James war Akademiker in einer Zeit, als sich für viele Dozenten und Forscher ihr komplettes Leben an der Hochschule abspielte. Diese Menschen hatten Wohnungen mit Putzdienst auf dem Campus, aßen in der Mensa, sprachen nur mit Fachkollegen und Studenten und hatten selten ein Familienleben oder generell Kontakt zum normalen Alltag außerhalb der Hochschulwelt. Das war im Prinzip eine große WG von Nerds, die den Spaß ihres Lebens daran hatten, gemeinsam und ungestört ihren Interessen und Hobbies nachzugehen. James hat sich mit mittelalterlicher Literatur und Geschichte befasst und sein Hobby war das Schreiben von Geistergeschichten. Die hat er regelmäßig seinem Bekanntenkreis von Mitakademikern vorgelesen und in Sammelbändchen veröffentlicht.
Das Besondere an den Geschichten ist, dass James Elemente moderner und traditioneller Geistergeschichten verbindet. In der Antike und im Mittelalter sind Geister üblicherweise Boten überirdischer Mächte. Ihr Zweck ist es, den Lebenden etwas zu sagen oder ihr Handeln zu beeinflussen. Der Geist ist dabei nur ein Bild, ein Mittel, um diesen Effekt zu erzielen. Moderne Geister sind dagegen Personen mit Motiven und einer Psychologie. Sie vertreten keine kosmische Macht, sondern ihr Erscheinen hat einen persönlichen inneren Grund. James verbindet beide Elemente, seine Geister sind daher oft mystischer und unmenschlicher als die üblichen Gespenster, haben ihren Grund aber meistens in einer Untat oder einer Tragödie ohne Notwendigkeit von göttlicher oder teuflischer Autorität. Das nimmt viele Elemente vorweg, die wir heute aus Horrorfilmen kennen, die ich vielleicht "dämonisch" nennen würde, sowas wie "A Nightmare on Elm Street" oder "Annabelle" oder "The Ring", wo die Bedrohung in menschlichem Leid ohne wichtige religiöse Komponente seinen Anfang nimmt, aber dann die Gestalt eines monströsen Gegners mit nicht abzuschätzenden Fähigkeiten annimmt, der kein Mensch mehr ist.

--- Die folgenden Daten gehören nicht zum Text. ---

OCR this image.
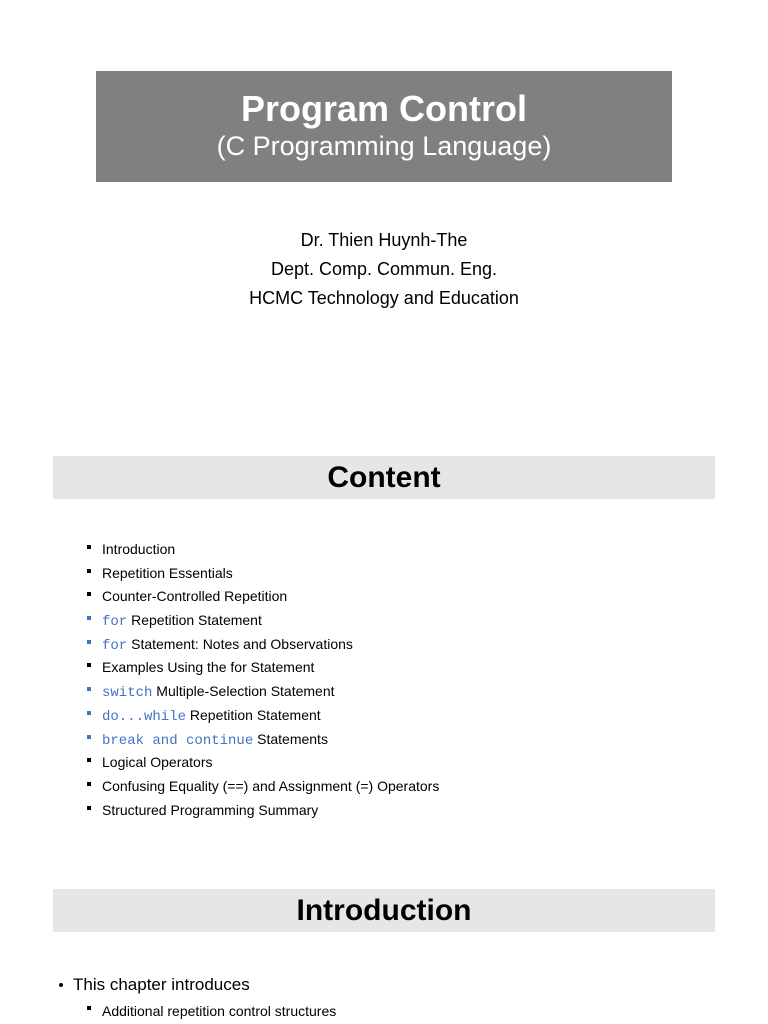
Program Control
(C Programming Language)
Dr. Thien Huynh-The
Dept. Comp. Commun. Eng.
HCMC Technology and Education
Content
Introduction
Repetition Essentials
Counter-Controlled Repetition
for Repetition Statement
for Statement: Notes and Observations
Examples Using the for Statement
switch Multiple-Selection Statement
do...while Repetition Statement
break and continue Statements
Logical Operators
Confusing Equality (==) and Assignment (=) Operators
Structured Programming Summary
Introduction
This chapter introduces
Additional repetition control structures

Dazu kommt der besondere Blickpunkt der James-Geschichten, der der Lebenserfahrung des Autors geschuldet ist. Alle handelnden Charaktere sind entweder Bildungsmenschen oder Hauspersonal, als gäbe es keine anderen Leute auf der Welt. Dabei sind die Personen nicht einmal unbedingt besonders intelligent oder gebildet, aber sie gehören zu einer geekigen, verschrobenen Kultur, die man damals an Universitäten gezüchtet hat. Das sind Protagonisten, die stundenlang durch die Pampa wandern, um sich an irgendwelchen Kirchen zu erfreuen, während sie alle anderen Menschen um sich ignorieren — um dann plötzlich ein ellenlanges Gespräch mit irgendeinem wildfremden Pfarrer oder Küster zu führen, die sie automatisch als gültige Gesprächspartner und Stammesmitglieder akzeptieren. Ich denke, das zeigt viel von der Weltsicht von James und seinen Kollegen und ich finde es immer wieder faszinierend. Und weil James was Leute angeht über etwas schreibt, was ihm gut bekannt ist, wirken die Charaktere und Interaktionen auch ziemlich authentisch.
Ich persönlich mag die Geschichten sehr gern und habe da auch mit jedem neuen Lesen mehr Spaß dran. Aber James' Stil ist nicht besonders mitreißend und spektakulär. Auch mit Konflikten und Bedrohungen ist er teilweise sehr sparsam, manchmal besteht die Haupt"gefahr" des Spuks darin, das geordnete Leben von weltfremden Professoren zu stören. Und bei James' vielen Geschichten gibt natürlich auch einige halbgelungene, obskure, einfallslose Exemplare, die man nicht unbedingt gelesen haben muss. Andererseits ist James extrem gut darin, die Spannung einer Geschichte mit immer neuen kleinen Details und Ereignissen zu halten, wenn man sich auf das Tempo einlassen kann. In Sachen Stimmung und Atmosphäre kann man sich da durchaus eine Scheibe von abschneiden.
Klassische Geschichten von James sind z.B. "Casting the Runes", "Count Magnus", "Oh, Whistle, and I'll Come to You, My Lad", "The Mezzotint". Die verschaffen auf jeden Fall einen guten Eindruck und wer mit denen nicht klarkommt, braucht gar nicht weiter zu lesen, groß etwas anderes kommt da nicht mehr.